Review by Cara Lennon
Since the day Oedipus accidentally banged his mum, tales of prophecy have questioned whether you can alter fate. Foresee a disaster, try to avert the disaster—you plonker, that’s exactly what’s caused the disaster! You can’t cheat fate, you onion.
Dyschronia gives this format a gentle scramble with a protagonist who experiences a pleasurable rush with the foreseen disasters coming to pass. Not in is a post-Dexter, psychopath-as-hero way but as a physically detectable sign that the natural order has been upheld when time catches up with itself.
Samandra is a small girl growing up in a small Aussie town, having prophetic visions of small town tragedies. Accidents, weather events, self-destructive residents. Maybe the apocalypse.
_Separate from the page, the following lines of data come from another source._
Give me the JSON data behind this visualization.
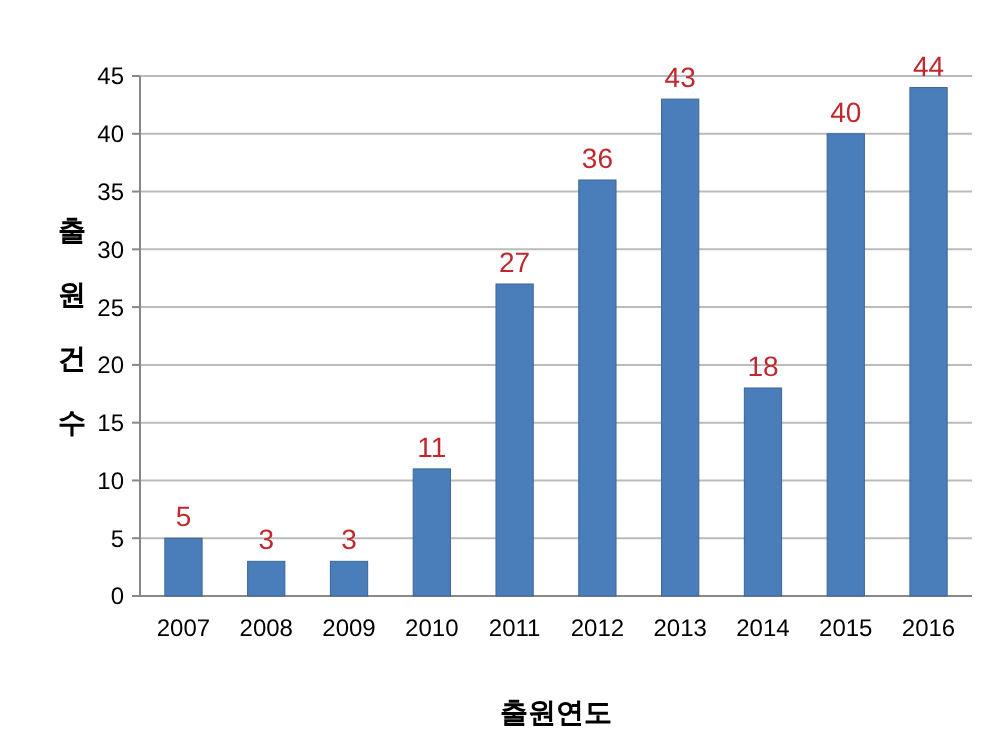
{
  "chart_data": {
    "type": "bar",
    "xlabel": "출원연도",
    "ylabel": "출원건수",
    "categories": [
      "2007",
      "2008",
      "2009",
      "2010",
      "2011",
      "2012",
      "2013",
      "2014",
      "2015",
      "2016"
    ],
    "values": [
      5,
      3,
      3,
      11,
      27,
      36,
      43,
      18,
      40,
      44
    ],
    "color": "#4a7ebb",
    "ylim": [
      0,
      45
    ],
    "yticks": [
      0,
      5,
      10,
      15,
      20,
      25,
      30,
      35,
      40,
      45
    ],
    "grid": "y",
    "data_labels": true
  }
}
Time splitting manifests in Samandra as catastrophic migraines, visions and lingering nausea. Samandra heals when time does which means her health and well-being are dependant on things like someone else’s pet becoming pet-flavoured road smash.
And as for inadvertently causing disaster? Well, the inexorable, inescapable nature of destiny seems like it cramps your free will. But does it? Sam quickly finds it can feel an awful lot like the power to influence the will of other people, as the townsfolk start to plan their lives around what she tells them she sees.
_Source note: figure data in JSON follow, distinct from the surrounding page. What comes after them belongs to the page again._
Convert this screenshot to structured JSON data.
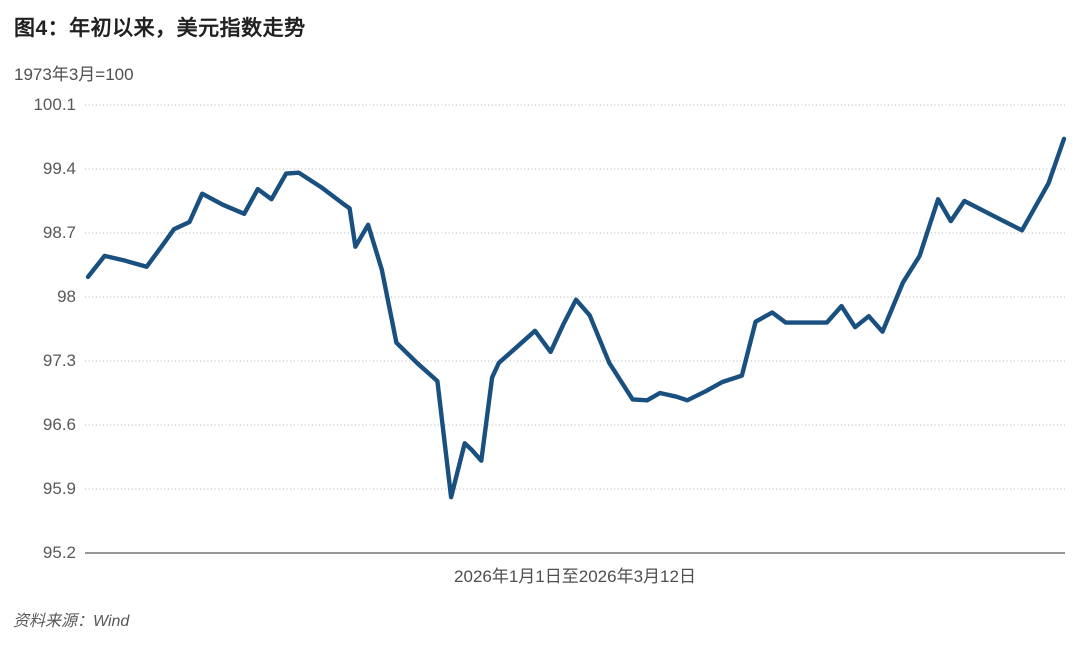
{
  "page": {
    "title": "图4：年初以来，美元指数走势",
    "source": "资料来源：Wind"
  },
  "chart_data": {
    "type": "line",
    "title": "图4：年初以来，美元指数走势",
    "unit_label": "1973年3月=100",
    "xlabel": "2026年1月1日至2026年3月12日",
    "ylim": [
      95.2,
      100.1
    ],
    "yticks": [
      100.1,
      99.4,
      98.7,
      98,
      97.3,
      96.6,
      95.9,
      95.2
    ],
    "grid": "horizontal-dotted",
    "legend": "none",
    "colors": {
      "line": "#1A5080",
      "gridline": "#c2c2c2",
      "axis": "#737373",
      "tick_text": "#595959"
    },
    "points": [
      [
        0.0,
        98.22
      ],
      [
        0.017,
        98.45
      ],
      [
        0.037,
        98.4
      ],
      [
        0.06,
        98.33
      ],
      [
        0.078,
        98.59
      ],
      [
        0.088,
        98.74
      ],
      [
        0.104,
        98.82
      ],
      [
        0.117,
        99.13
      ],
      [
        0.138,
        99.01
      ],
      [
        0.16,
        98.91
      ],
      [
        0.174,
        99.18
      ],
      [
        0.188,
        99.07
      ],
      [
        0.203,
        99.35
      ],
      [
        0.216,
        99.36
      ],
      [
        0.239,
        99.2
      ],
      [
        0.26,
        99.03
      ],
      [
        0.268,
        98.97
      ],
      [
        0.274,
        98.55
      ],
      [
        0.287,
        98.79
      ],
      [
        0.301,
        98.3
      ],
      [
        0.316,
        97.5
      ],
      [
        0.337,
        97.28
      ],
      [
        0.358,
        97.08
      ],
      [
        0.372,
        95.81
      ],
      [
        0.386,
        96.4
      ],
      [
        0.393,
        96.33
      ],
      [
        0.403,
        96.21
      ],
      [
        0.414,
        97.12
      ],
      [
        0.421,
        97.28
      ],
      [
        0.439,
        97.45
      ],
      [
        0.458,
        97.63
      ],
      [
        0.474,
        97.4
      ],
      [
        0.487,
        97.7
      ],
      [
        0.5,
        97.97
      ],
      [
        0.514,
        97.8
      ],
      [
        0.534,
        97.28
      ],
      [
        0.558,
        96.88
      ],
      [
        0.573,
        96.87
      ],
      [
        0.586,
        96.95
      ],
      [
        0.603,
        96.91
      ],
      [
        0.614,
        96.87
      ],
      [
        0.633,
        96.97
      ],
      [
        0.65,
        97.07
      ],
      [
        0.67,
        97.14
      ],
      [
        0.684,
        97.73
      ],
      [
        0.701,
        97.83
      ],
      [
        0.715,
        97.72
      ],
      [
        0.735,
        97.72
      ],
      [
        0.757,
        97.72
      ],
      [
        0.772,
        97.9
      ],
      [
        0.786,
        97.67
      ],
      [
        0.8,
        97.79
      ],
      [
        0.814,
        97.62
      ],
      [
        0.835,
        98.16
      ],
      [
        0.852,
        98.45
      ],
      [
        0.871,
        99.07
      ],
      [
        0.884,
        98.83
      ],
      [
        0.898,
        99.05
      ],
      [
        0.927,
        98.89
      ],
      [
        0.957,
        98.73
      ],
      [
        0.984,
        99.24
      ],
      [
        1.0,
        99.73
      ]
    ]
  }
}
Questions of freewill become subordinate to questions of Sam’s motivations and honesty. Especially when a definitely-above-board financier rolls into town with a sleeve of glossy brochures, an eye for Sam’s mum and a reputation for monetising woe.
Presented as disordered segments in a time loop, Dyschronia feels like sci-fi but reads like literary fiction. The plot is well crafted. Rationing out pieces of the story with mismatched time periods, Mills does an excellent job at maintaining tension without getting carried away with an overwrought or hard to follow time-tangle. On the other hand, the writing style does feel over-worked and stilted in places.
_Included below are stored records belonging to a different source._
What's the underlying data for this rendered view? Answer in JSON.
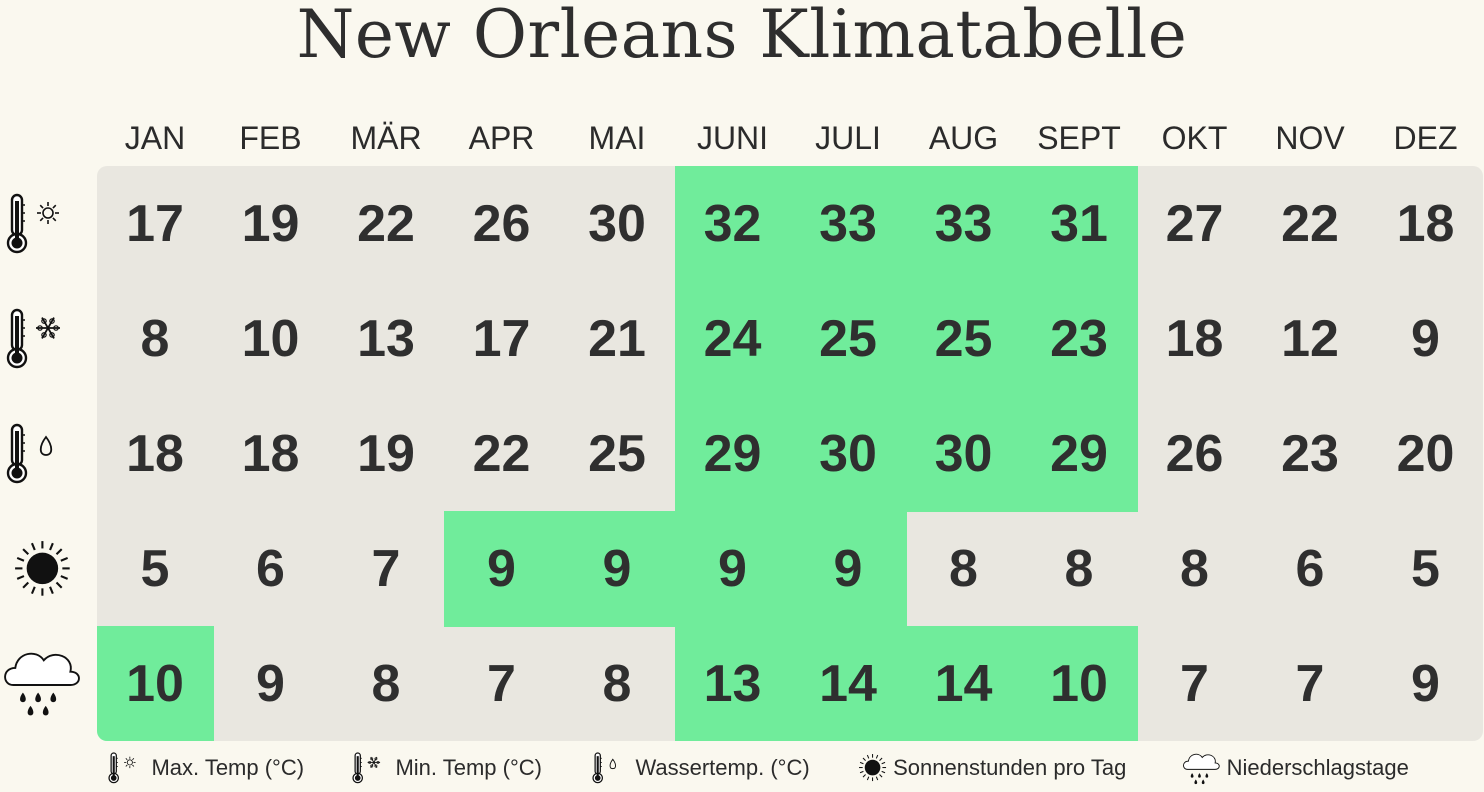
{
  "title": "New Orleans Klimatabelle",
  "chart_data": {
    "type": "table",
    "title": "New Orleans Klimatabelle",
    "categories": [
      "JAN",
      "FEB",
      "MÄR",
      "APR",
      "MAI",
      "JUNI",
      "JULI",
      "AUG",
      "SEPT",
      "OKT",
      "NOV",
      "DEZ"
    ],
    "series": [
      {
        "name": "Max. Temp (°C)",
        "icon": "thermometer-sun-icon",
        "values": [
          17,
          19,
          22,
          26,
          30,
          32,
          33,
          33,
          31,
          27,
          22,
          18
        ],
        "highlight": [
          false,
          false,
          false,
          false,
          false,
          true,
          true,
          true,
          true,
          false,
          false,
          false
        ]
      },
      {
        "name": "Min. Temp (°C)",
        "icon": "thermometer-snowflake-icon",
        "values": [
          8,
          10,
          13,
          17,
          21,
          24,
          25,
          25,
          23,
          18,
          12,
          9
        ],
        "highlight": [
          false,
          false,
          false,
          false,
          false,
          true,
          true,
          true,
          true,
          false,
          false,
          false
        ]
      },
      {
        "name": "Wassertemp. (°C)",
        "icon": "thermometer-drop-icon",
        "values": [
          18,
          18,
          19,
          22,
          25,
          29,
          30,
          30,
          29,
          26,
          23,
          20
        ],
        "highlight": [
          false,
          false,
          false,
          false,
          false,
          true,
          true,
          true,
          true,
          false,
          false,
          false
        ]
      },
      {
        "name": "Sonnenstunden pro Tag",
        "icon": "sun-icon",
        "values": [
          5,
          6,
          7,
          9,
          9,
          9,
          9,
          8,
          8,
          8,
          6,
          5
        ],
        "highlight": [
          false,
          false,
          false,
          true,
          true,
          true,
          true,
          false,
          false,
          false,
          false,
          false
        ]
      },
      {
        "name": "Niederschlagstage",
        "icon": "rain-cloud-icon",
        "values": [
          10,
          9,
          8,
          7,
          8,
          13,
          14,
          14,
          10,
          7,
          7,
          9
        ],
        "highlight": [
          true,
          false,
          false,
          false,
          false,
          true,
          true,
          true,
          true,
          false,
          false,
          false
        ]
      }
    ],
    "colors": {
      "highlight": "#70ec9b",
      "base": "#e9e7e0",
      "background": "#faf8ef"
    }
  }
}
Short, clipped sentences. Repetitive. The rhythm strange. What it achieves, unclear. Concepts repeated, are not expanded. Sentences are brief. There are no contractions. Not now. Not ever.
Alright, maybe this one’s just a matter of personal taste. It’s not sloppy writing. In fact, it’s clear a lot of consideration went into word choices and the fragmented sentences are intended to create a specific effect. But to me the effect of this kind of writing has always been a distraction. It’s like wanting to look at a painting, but you don’t get to take it in as a whole because the artist is over your shoulder, eagerly taking you through it. One. Brush. Stroke. At. A. God. DAMN. Time.
If you like time-centric fiction it’s worth powering through, but if it’s the sort of writing that’s likely to annoy you, there’s no shame in sticking with Dr Who.